Dockery founded and ran a successful PEO for 15 years, Bradenton-based Professional Employee Management. She considered early retirement when she sold her firm in 2000. But then-Florida Gov. Jeb Bush appointed her to the Board of Employee Leasing Companies, run by the Florida Department of Business and Professional Regulation. So Dockery stayed in the industry, and for an entrepreneur and business owner, she got a rare look behind the regulatory gates.
“It was interesting sitting on the other side,” Dockery says. “In the position of a regulator you see the good, the bad and ugly. And I didn't like the ugly.”
Ugly enough that Dockery wanted to get back in the PEO industry after she left the board. Her re-entry, which she co-founded in 2011 with industry veteran Keith Reeves, is Century Employer Organization. Sales at the 20-employee company, which goes by CEO, doubled in the last year. Dockery declines to release specific annual revenue figures, only to say sales have already matched what took her six years at her last firm.
Dockery's edge goes deeper than being someone on both sides of the business-regulatory paradigm.
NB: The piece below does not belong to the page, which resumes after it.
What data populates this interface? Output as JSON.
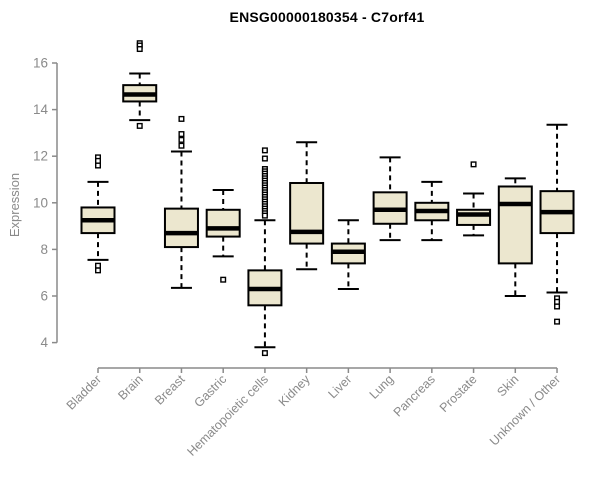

Her company is also a counterintuitive take on the industry in that the bulk of its clients are staffing firms. “We took the basic concept of a PEO,” Dockery says, “and we made it fit a staffing client.”
Most PEOs have shunned staffing firms because those companies can be unwieldy clients, with hundreds, if not thousands of employees in dozens of different businesses. That complicates the core PEO tasks, such as employee benefits and payroll. A PEO instead traditionally makes its way by signing on hospitality companies, construction firms or retail business.
“Everyone said not to do it,” says Dockery of the idea to target staffing firms. “I was hesitant. It was very high-risk.”
But after being away from the operations side of PEOs for a decade, Dockery wanted something where she could stand out.
So now about 85% of CEO's clients are staffing firms, with an average of about 88 employees per client — though one customer has 1,500 employees. Clients are spread from Florida to North Carolina, where Dockery was born and spends most summers. The outsourcing tasks for clients are overseen by CEO's 20 employees — a figure Dockery acknowledges is high for a startup PEO. But the large staff, she says, is necessary to manage the far-flung client base.
Dockery, who has held leadership positions with state and national PEO trade and lobbying organizations, is happy about her CEO choices, even with the risks. She traces that to her days on the Board of Employee Leasing Companies, which she chaired for a term. Some of the problems Dockery encountered on the board include regulators who made uninformed decisions; infighting; and confusion over the power of rules the committee was tasked to write. She also saw some PEOs that didn't represent the industry well.
“I felt the credibility of the industry was being threatened,” Dockery says. “I feel a responsibility to this industry. To say I'm passionate about PEOs is an understatement.”